8. As a rule of thumb, unless you're describing a document of some sort in your story, don't use numerals ("3"). Use the word for the number ("three").
9. Some may disagree with me on this, but... don't use special characters (such as Macharius, Lelith Hesperax, etc.) in person or as relatives of characters in your stories. Mentioning them is okay, but the fact remains that they are not your characters. They are more or less public, and unfortunately for the quality of fiction, too many people decide to use them in stories. First off, your Eldrad Ulthran (or whatever) may be different than somebody else's, and second, it smacks of laziness. Having relatives of special characters is just as bad; to have a character be the offspring of someone famous is just too convenient to be plausible.

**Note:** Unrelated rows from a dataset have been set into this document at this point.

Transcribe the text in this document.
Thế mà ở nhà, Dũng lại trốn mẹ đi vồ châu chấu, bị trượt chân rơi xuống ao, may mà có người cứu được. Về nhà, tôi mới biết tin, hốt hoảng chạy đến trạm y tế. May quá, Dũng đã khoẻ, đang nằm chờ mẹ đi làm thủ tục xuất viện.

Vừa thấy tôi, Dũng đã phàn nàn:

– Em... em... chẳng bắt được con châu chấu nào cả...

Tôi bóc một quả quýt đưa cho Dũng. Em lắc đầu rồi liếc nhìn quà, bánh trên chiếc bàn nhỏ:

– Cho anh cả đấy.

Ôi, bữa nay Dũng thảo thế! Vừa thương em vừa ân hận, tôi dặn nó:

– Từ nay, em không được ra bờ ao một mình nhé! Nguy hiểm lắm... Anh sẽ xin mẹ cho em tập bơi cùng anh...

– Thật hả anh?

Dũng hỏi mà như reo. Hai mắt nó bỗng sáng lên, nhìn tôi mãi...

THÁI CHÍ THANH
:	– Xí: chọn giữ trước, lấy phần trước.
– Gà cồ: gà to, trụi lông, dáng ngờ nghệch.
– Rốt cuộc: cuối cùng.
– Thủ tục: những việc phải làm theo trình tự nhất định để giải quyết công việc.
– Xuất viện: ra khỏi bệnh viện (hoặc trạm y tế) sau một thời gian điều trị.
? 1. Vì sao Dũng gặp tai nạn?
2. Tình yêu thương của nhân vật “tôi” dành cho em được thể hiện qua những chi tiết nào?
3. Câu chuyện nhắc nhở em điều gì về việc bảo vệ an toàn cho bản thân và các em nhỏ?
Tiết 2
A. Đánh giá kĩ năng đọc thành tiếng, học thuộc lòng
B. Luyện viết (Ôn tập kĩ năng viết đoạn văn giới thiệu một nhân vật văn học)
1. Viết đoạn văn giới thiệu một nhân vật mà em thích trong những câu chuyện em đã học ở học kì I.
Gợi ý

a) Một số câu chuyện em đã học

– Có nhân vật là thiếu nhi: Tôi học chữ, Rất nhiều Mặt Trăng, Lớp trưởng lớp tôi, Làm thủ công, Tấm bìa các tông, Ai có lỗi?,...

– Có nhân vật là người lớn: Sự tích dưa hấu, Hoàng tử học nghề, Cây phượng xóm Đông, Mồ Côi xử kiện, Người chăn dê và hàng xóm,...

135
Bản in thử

10. If you're not writing an entirely serious story, some of these rules can be ignored.
11. Don't write a story from the perspective of a god (including C'Tan), a Tyranid, or a Necron. It gets real boring real fast.
12. Be original. You'll have less competition that way, so if you're good then you'll be the only one in your class. If you're not good, at least you'll have novelty value going for you.
13. Don't go overboard with the Ork speech. I know it's fun to write and all, but the fact remains that the first purpose of language is communication. Just make it Orky enough to get the feeling; don't go so far as to make it impossible to understand. After all, if your human reader can't understand it, how is an Ork supposed to?
14. Plan ahead. When writing, you should always be aiming for something, whether it is an event, an effect, or a destination in the story. Good plot isn't something that you can come up with on the fly.
15. Avoid "Mary Sue". To put it simply, a Mary Sue is an idealized avatar of yourself. If you want further explanation, Google it; you'll find countless writings and litmus tests on the subject.
16. No battle reports. One of the best things about writing fiction is that you can write anything you want. Don't limit yourself by trying to follow a battle.